Categories: Archived Articles

Matchmaker, Matchmaker Find Me a Match … And She Did

Long before there was Job.com, there was Sandy Jacoby at Rye Youth Council Employment Service.

 

By Robin Jovanovich

Long before there was Job.com, there was Sandy Jacoby at Rye Youth Council Employment Service. While her first-floor office at Rye High School is far from spacious, lots of good things have happened in that room over the last 15 years.

Her door, right across from the school library, has always been open to students looking for weekend, after-school, and summer jobs — even though the noise level in the hallway often reaches movieplex trailer proportions.

“I didn’t want to have a student think they’d missed me,” she said.

But students will miss her starting in the fall. Jacoby is hanging up her hat. “The computer system is backed up and we now have ten volunteers ready to help match students with jobs, so I am going to be able to play more bridge and tennis and go to the city more often with my husband. We’re expecting our second grandchild and that means a trip to Washington, D.C. And my mother’s 100th birthday is coming up,” she said with her characteristic enthusiasm.
It’s that enthusiasm that has made her job look easy.

On the board of the Rye Youth Council for many years, Jacoby saw just how many kids needed jobs. “You couldn’t be both a staff member and a board member, so I got off the board to help in a more direct way. We started out with job descriptions on index cards,” she recalled with a laugh. “After that we had a borrowed computer, even a borrowed answering machine. This operation runs on a shoestring budget.”

Jacoby has high praise for Abbie Morrison, who has taken care of all the office’s computer needs, including training the volunteers, and former RHS Principal Jim Rooney for finding an office.

When you ask Sandy about the thousands of babysitting, yard cleanup, moving, driving, pet care, retail helper jobs she’s found, she beams. “I’m really proud that I was able to coordinate with the Guidance Office and were are able to pay honors students — from Rye Country Day, too — who tutor.”

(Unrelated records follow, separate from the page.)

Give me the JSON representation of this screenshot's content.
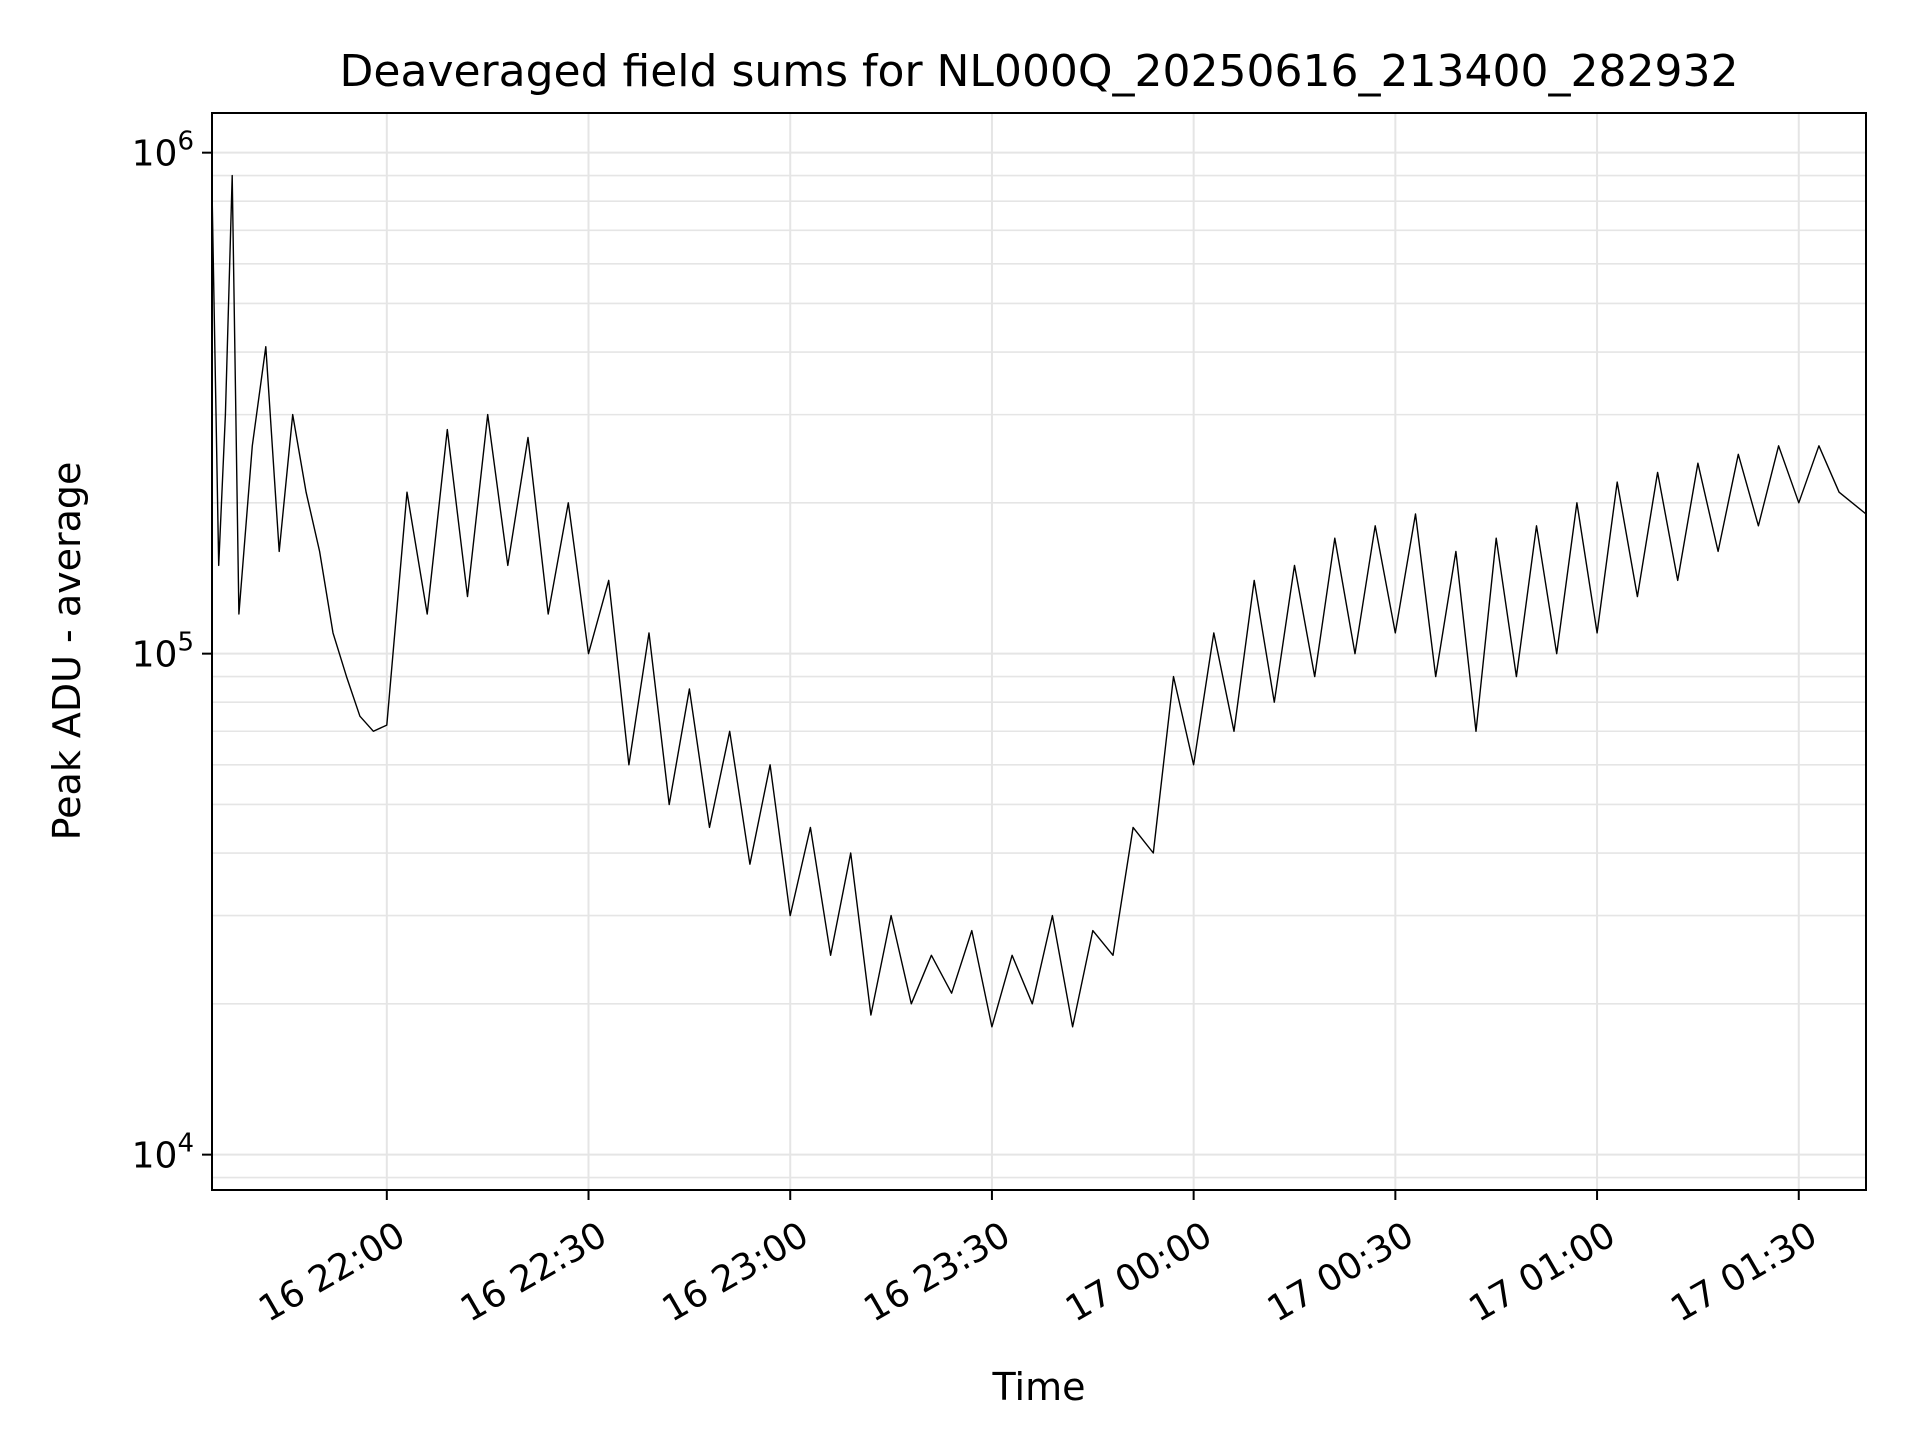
{
  "chart_data": {
    "type": "line",
    "title": "Deaveraged field sums for NL000Q_20250616_213400_282932",
    "xlabel": "Time",
    "ylabel": "Peak ADU - average",
    "y_scale": "log",
    "ylim": [
      8500,
      1200000
    ],
    "xlim": [
      "2025-06-16 21:34",
      "2025-06-17 01:40"
    ],
    "grid": true,
    "line_color": "#000000",
    "grid_color": "#e5e5e5",
    "x_ticks": [
      {
        "value": "2025-06-16 22:00",
        "label": "16 22:00"
      },
      {
        "value": "2025-06-16 22:30",
        "label": "16 22:30"
      },
      {
        "value": "2025-06-16 23:00",
        "label": "16 23:00"
      },
      {
        "value": "2025-06-16 23:30",
        "label": "16 23:30"
      },
      {
        "value": "2025-06-17 00:00",
        "label": "17 00:00"
      },
      {
        "value": "2025-06-17 00:30",
        "label": "17 00:30"
      },
      {
        "value": "2025-06-17 01:00",
        "label": "17 01:00"
      },
      {
        "value": "2025-06-17 01:30",
        "label": "17 01:30"
      }
    ],
    "y_ticks": [
      {
        "value": 10000,
        "base": "10",
        "exp": "4"
      },
      {
        "value": 100000,
        "base": "10",
        "exp": "5"
      },
      {
        "value": 1000000,
        "base": "10",
        "exp": "6"
      }
    ],
    "series": [
      {
        "points": [
          [
            "2025-06-16 21:34",
            850000
          ],
          [
            "2025-06-16 21:35",
            150000
          ],
          [
            "2025-06-16 21:36",
            300000
          ],
          [
            "2025-06-16 21:37",
            900000
          ],
          [
            "2025-06-16 21:38",
            120000
          ],
          [
            "2025-06-16 21:40",
            260000
          ],
          [
            "2025-06-16 21:42",
            410000
          ],
          [
            "2025-06-16 21:44",
            160000
          ],
          [
            "2025-06-16 21:46",
            300000
          ],
          [
            "2025-06-16 21:48",
            210000
          ],
          [
            "2025-06-16 21:50",
            160000
          ],
          [
            "2025-06-16 21:52",
            110000
          ],
          [
            "2025-06-16 21:54",
            90000
          ],
          [
            "2025-06-16 21:56",
            75000
          ],
          [
            "2025-06-16 21:58",
            70000
          ],
          [
            "2025-06-16 22:00",
            72000
          ],
          [
            "2025-06-16 22:03",
            210000
          ],
          [
            "2025-06-16 22:06",
            120000
          ],
          [
            "2025-06-16 22:09",
            280000
          ],
          [
            "2025-06-16 22:12",
            130000
          ],
          [
            "2025-06-16 22:15",
            300000
          ],
          [
            "2025-06-16 22:18",
            150000
          ],
          [
            "2025-06-16 22:21",
            270000
          ],
          [
            "2025-06-16 22:24",
            120000
          ],
          [
            "2025-06-16 22:27",
            200000
          ],
          [
            "2025-06-16 22:30",
            100000
          ],
          [
            "2025-06-16 22:33",
            140000
          ],
          [
            "2025-06-16 22:36",
            60000
          ],
          [
            "2025-06-16 22:39",
            110000
          ],
          [
            "2025-06-16 22:42",
            50000
          ],
          [
            "2025-06-16 22:45",
            85000
          ],
          [
            "2025-06-16 22:48",
            45000
          ],
          [
            "2025-06-16 22:51",
            70000
          ],
          [
            "2025-06-16 22:54",
            38000
          ],
          [
            "2025-06-16 22:57",
            60000
          ],
          [
            "2025-06-16 23:00",
            30000
          ],
          [
            "2025-06-16 23:03",
            45000
          ],
          [
            "2025-06-16 23:06",
            25000
          ],
          [
            "2025-06-16 23:09",
            40000
          ],
          [
            "2025-06-16 23:12",
            19000
          ],
          [
            "2025-06-16 23:15",
            30000
          ],
          [
            "2025-06-16 23:18",
            20000
          ],
          [
            "2025-06-16 23:21",
            25000
          ],
          [
            "2025-06-16 23:24",
            21000
          ],
          [
            "2025-06-16 23:27",
            28000
          ],
          [
            "2025-06-16 23:30",
            18000
          ],
          [
            "2025-06-16 23:33",
            25000
          ],
          [
            "2025-06-16 23:36",
            20000
          ],
          [
            "2025-06-16 23:39",
            30000
          ],
          [
            "2025-06-16 23:42",
            18000
          ],
          [
            "2025-06-16 23:45",
            28000
          ],
          [
            "2025-06-16 23:48",
            25000
          ],
          [
            "2025-06-16 23:51",
            45000
          ],
          [
            "2025-06-16 23:54",
            40000
          ],
          [
            "2025-06-16 23:57",
            90000
          ],
          [
            "2025-06-17 00:00",
            60000
          ],
          [
            "2025-06-17 00:03",
            110000
          ],
          [
            "2025-06-17 00:06",
            70000
          ],
          [
            "2025-06-17 00:09",
            140000
          ],
          [
            "2025-06-17 00:12",
            80000
          ],
          [
            "2025-06-17 00:15",
            150000
          ],
          [
            "2025-06-17 00:18",
            90000
          ],
          [
            "2025-06-17 00:21",
            170000
          ],
          [
            "2025-06-17 00:24",
            100000
          ],
          [
            "2025-06-17 00:27",
            180000
          ],
          [
            "2025-06-17 00:30",
            110000
          ],
          [
            "2025-06-17 00:33",
            190000
          ],
          [
            "2025-06-17 00:36",
            90000
          ],
          [
            "2025-06-17 00:39",
            160000
          ],
          [
            "2025-06-17 00:42",
            70000
          ],
          [
            "2025-06-17 00:45",
            170000
          ],
          [
            "2025-06-17 00:48",
            90000
          ],
          [
            "2025-06-17 00:51",
            180000
          ],
          [
            "2025-06-17 00:54",
            100000
          ],
          [
            "2025-06-17 00:57",
            200000
          ],
          [
            "2025-06-17 01:00",
            110000
          ],
          [
            "2025-06-17 01:03",
            220000
          ],
          [
            "2025-06-17 01:06",
            130000
          ],
          [
            "2025-06-17 01:09",
            230000
          ],
          [
            "2025-06-17 01:12",
            140000
          ],
          [
            "2025-06-17 01:15",
            240000
          ],
          [
            "2025-06-17 01:18",
            160000
          ],
          [
            "2025-06-17 01:21",
            250000
          ],
          [
            "2025-06-17 01:24",
            180000
          ],
          [
            "2025-06-17 01:27",
            260000
          ],
          [
            "2025-06-17 01:30",
            200000
          ],
          [
            "2025-06-17 01:33",
            260000
          ],
          [
            "2025-06-17 01:36",
            210000
          ],
          [
            "2025-06-17 01:40",
            190000
          ]
        ]
      }
    ]
  }
}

Asked to name one of the student success stories, she is quick to reply: Holly Secon. “She’s the poster child for Rye Youth Employment. She’s worked at an architect’s office, Framing Corner, and when she came back from college in May, she found a job to fill in the time before her summer job started!”

While students will no longer be able to Ask Mrs. Jacoby and have their employment dreams come true, she said she would still volunteer as a floater. Meanwhile, she hasn’t hung up all her hats. She’s a learning disability specialist with an active practice, and she’s got a great track record with students who need college essay and SAT prep.

During our interview, we learned that Sandy Jacoby once taught at the same girls’ school the publisher attended and is an alum of the same college, so expect to see her writing for The Rye Record before long.